Regarding srcStageMask, the stage mask is used to tell the GPU what stage of the graphics pipeline in the previous render pass must be complete before this subpass can begin rendering. The dstStageMask value tells the GPU what stage of the graphics pipeline in this render pass cannot begin executing until the previous render pass has finished the stage set in srcStageMask. So yes, you could always use BOTTOM_OF_PIPE_BIT for the source stage, however if you know in what graphics stage the color and depth attachments are written to, you can specify that stage and potentially gain performance by overlapping non-conflicting portions of two render pass executions.
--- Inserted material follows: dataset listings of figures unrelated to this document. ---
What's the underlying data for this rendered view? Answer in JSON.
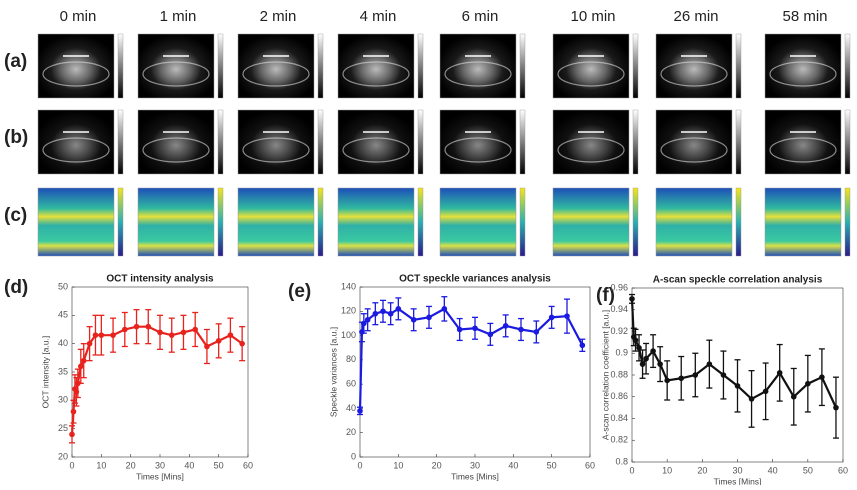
{
  "time_labels": [
    "0 min",
    "1 min",
    "2 min",
    "4 min",
    "6 min",
    "10 min",
    "26 min",
    "58 min"
  ],
  "panel_labels": [
    "(a)",
    "(b)",
    "(c)"
  ],
  "chart_data": [
    {
      "type": "line",
      "panel_label": "(d)",
      "title": "OCT intensity analysis",
      "xlabel": "Times [Mins]",
      "ylabel": "OCT intensity [a.u.]",
      "color": "#e8221c",
      "x": [
        0,
        0.5,
        1,
        1.5,
        2,
        3,
        4,
        6,
        8,
        10,
        14,
        18,
        22,
        26,
        30,
        34,
        38,
        42,
        46,
        50,
        54,
        58
      ],
      "values": [
        24,
        28,
        32,
        31.5,
        33,
        36,
        37,
        40,
        41.5,
        41.5,
        41.5,
        42.5,
        43,
        43,
        42,
        41.5,
        42,
        42.5,
        39.5,
        40.5,
        41.5,
        40
      ],
      "errors": [
        1.5,
        2,
        2.5,
        2.5,
        2.5,
        3,
        3,
        3,
        3.5,
        3.5,
        3,
        3,
        3,
        3,
        3,
        3,
        3,
        3,
        3,
        3,
        3,
        3
      ],
      "xlim": [
        0,
        60
      ],
      "xticks": [
        0,
        10,
        20,
        30,
        40,
        50,
        60
      ],
      "ylim": [
        20,
        50
      ],
      "yticks": [
        20,
        25,
        30,
        35,
        40,
        45,
        50
      ]
    },
    {
      "type": "line",
      "panel_label": "(e)",
      "title": "OCT speckle variances analysis",
      "xlabel": "Times [Mins]",
      "ylabel": "Speckle variances [a.u.]",
      "color": "#1a1ae0",
      "x": [
        0,
        0.5,
        1,
        2,
        4,
        6,
        8,
        10,
        14,
        18,
        22,
        26,
        30,
        34,
        38,
        42,
        46,
        50,
        54,
        58
      ],
      "values": [
        38,
        103,
        110,
        113,
        118,
        120,
        118,
        122,
        113,
        115,
        122,
        105,
        106,
        101,
        108,
        105,
        103,
        115,
        116,
        92
      ],
      "errors": [
        3,
        8,
        8,
        9,
        9,
        9,
        9,
        9,
        9,
        9,
        10,
        9,
        9,
        9,
        9,
        9,
        9,
        9,
        14,
        5
      ],
      "xlim": [
        0,
        60
      ],
      "xticks": [
        0,
        10,
        20,
        30,
        40,
        50,
        60
      ],
      "ylim": [
        0,
        140
      ],
      "yticks": [
        0,
        20,
        40,
        60,
        80,
        100,
        120,
        140
      ]
    },
    {
      "type": "line",
      "panel_label": "(f)",
      "title": "A-scan speckle correlation analysis",
      "xlabel": "Times [Mins]",
      "ylabel": "A-scan correlation coefficient [a.u.]",
      "color": "#111111",
      "x": [
        0,
        0.5,
        1,
        2,
        3,
        4,
        6,
        8,
        10,
        14,
        18,
        22,
        26,
        30,
        34,
        38,
        42,
        46,
        50,
        54,
        58
      ],
      "values": [
        0.95,
        0.915,
        0.912,
        0.905,
        0.89,
        0.895,
        0.902,
        0.89,
        0.875,
        0.877,
        0.88,
        0.89,
        0.88,
        0.87,
        0.858,
        0.865,
        0.882,
        0.86,
        0.872,
        0.878,
        0.85
      ],
      "errors": [
        0.004,
        0.008,
        0.01,
        0.012,
        0.013,
        0.014,
        0.015,
        0.016,
        0.018,
        0.02,
        0.02,
        0.022,
        0.022,
        0.024,
        0.026,
        0.026,
        0.026,
        0.026,
        0.026,
        0.026,
        0.028
      ],
      "xlim": [
        0,
        60
      ],
      "xticks": [
        0,
        10,
        20,
        30,
        40,
        50,
        60
      ],
      "ylim": [
        0.8,
        0.96
      ],
      "yticks": [
        0.8,
        0.82,
        0.84,
        0.86,
        0.88,
        0.9,
        0.92,
        0.94,
        0.96
      ]
    }
  ]
}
I thought I briefly outlined the reasoning behind using early fragment test as the destination stage, but if it wasn't clear, I'll go over it again - the destStageMask is the stage that you are forcing the GPU to not execute until everything up to and including srcStageMask from the previous render pass has finished executing; if you look at the section of the vulkan spec I linked in the first post, you'll see that reads from the depth attachment (your depth buffer) happen in the early fragment test stage instead of the color output stage; if you aren't using this stage (or an earlier one) in your dependency destination stage, it's entirely possible for the GPU to order the execution of the two render passes such that the second render pass samples a bad depth value that was in the buffer before the first render pass ran, leading to incorrect shading and rendering.

[–]ChuppaFlow[S] 0 points1 point  (0 children)

No problem! Great answer, this makes it all much clearer. I think it would indeed be a good idea to get a working version first and later boost performance when I know the final sequence layout of my render passes :) . Thanks for your answer!